COMMON NAMES. Culver's Physic, Tall Speedwell.
    MEDICINAL PART. The root.
    Description. -- It is perennial, with a simple, straight, smooth, herbaceous stem, and grows from three to four or five feet in height. The leaves are short petioled, whorled in fours to sevens, lanceolate, acuminnate, and finely serrated. The flowers are white, nearly sessile, and very numerous. Calyx four-parted corolla small and nearly white; stamens, two. The fruit is a many-seeded capsule.
    History. -- This plant is indigenous to the United States, but is to be found in good condition only in limestone countries. It is often discovered in new soil, in moist woods, in swamps, etc., but its medicinal virtues are feeble, excepting when it is found where there is limestone.

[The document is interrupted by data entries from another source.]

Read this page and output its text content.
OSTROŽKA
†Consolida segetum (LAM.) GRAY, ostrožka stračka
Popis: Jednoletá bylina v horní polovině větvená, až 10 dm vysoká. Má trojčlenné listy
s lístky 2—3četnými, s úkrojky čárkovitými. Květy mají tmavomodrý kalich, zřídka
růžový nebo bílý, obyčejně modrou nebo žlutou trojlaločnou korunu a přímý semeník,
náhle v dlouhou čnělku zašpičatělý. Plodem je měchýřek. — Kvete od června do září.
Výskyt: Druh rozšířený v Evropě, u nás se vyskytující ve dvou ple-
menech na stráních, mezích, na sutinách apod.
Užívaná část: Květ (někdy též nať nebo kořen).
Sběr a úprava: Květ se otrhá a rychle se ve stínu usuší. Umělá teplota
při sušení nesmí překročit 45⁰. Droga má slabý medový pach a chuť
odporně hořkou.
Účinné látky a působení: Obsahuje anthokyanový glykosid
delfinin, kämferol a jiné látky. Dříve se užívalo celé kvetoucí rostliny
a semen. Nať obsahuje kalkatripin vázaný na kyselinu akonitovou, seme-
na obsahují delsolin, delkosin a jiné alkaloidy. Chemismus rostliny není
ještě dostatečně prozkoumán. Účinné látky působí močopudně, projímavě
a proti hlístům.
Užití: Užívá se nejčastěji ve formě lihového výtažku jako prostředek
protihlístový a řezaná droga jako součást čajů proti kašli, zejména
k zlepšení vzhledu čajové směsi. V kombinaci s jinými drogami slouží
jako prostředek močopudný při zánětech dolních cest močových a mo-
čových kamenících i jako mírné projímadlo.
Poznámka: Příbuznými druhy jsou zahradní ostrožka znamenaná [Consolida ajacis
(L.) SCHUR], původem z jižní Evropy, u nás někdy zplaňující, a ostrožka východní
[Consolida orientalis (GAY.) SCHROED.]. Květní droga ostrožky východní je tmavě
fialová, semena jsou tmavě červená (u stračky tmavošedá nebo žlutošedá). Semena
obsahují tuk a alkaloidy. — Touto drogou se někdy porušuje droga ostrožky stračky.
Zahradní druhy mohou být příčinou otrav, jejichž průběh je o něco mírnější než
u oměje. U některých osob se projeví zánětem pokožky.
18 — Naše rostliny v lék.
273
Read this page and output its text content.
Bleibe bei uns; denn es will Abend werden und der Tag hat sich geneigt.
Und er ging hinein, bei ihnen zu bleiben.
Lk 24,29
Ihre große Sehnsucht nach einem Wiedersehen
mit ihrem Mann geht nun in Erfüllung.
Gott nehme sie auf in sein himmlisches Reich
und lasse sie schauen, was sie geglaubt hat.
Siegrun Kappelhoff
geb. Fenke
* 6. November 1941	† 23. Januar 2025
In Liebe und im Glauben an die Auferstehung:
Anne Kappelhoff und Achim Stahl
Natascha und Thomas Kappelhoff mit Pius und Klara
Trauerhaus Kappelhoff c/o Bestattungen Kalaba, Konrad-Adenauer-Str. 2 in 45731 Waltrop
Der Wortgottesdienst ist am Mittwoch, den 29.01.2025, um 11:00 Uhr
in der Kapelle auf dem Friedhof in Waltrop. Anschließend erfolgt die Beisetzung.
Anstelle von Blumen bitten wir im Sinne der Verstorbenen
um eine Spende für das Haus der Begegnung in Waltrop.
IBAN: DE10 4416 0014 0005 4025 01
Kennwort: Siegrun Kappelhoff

The root is the part used. It is perennial, irregular, horizontal, woody, and about as thick as the forefinger. It is gathered in the fall of the second year. The fresh root should never be used, as it is very violent and uncertain in its operations. The dried root, after having been properly prepared, is what may be relied upon for beneficial effects. Leptandrin is its active principle.
    Properties and Uses. -- The fresh root is too irritant to be used, although a decoction of it may, with care, be used in intermittent fever. The dried root is laxative, cholagogue, and tonic, and very much used in chronic hepatic diseases. It is an excellent laxative in febrile diseases, and peculiarly applicable in billious and typhoid fevers. As a laxative and tonic it is very useful in dyspepsia, especially when associated with torpidity of the liver. In diarrhoea and dysentery, as a cathartic it frequently effects a cure in one active dose. This admirable remedy is one of the ingredients of my "Renovating Pill," see page 469.
    Dose. -- Powdered root, twenty to sixty grains; infusion, half an ounce; leptandrin, one-fourth grain to a grain.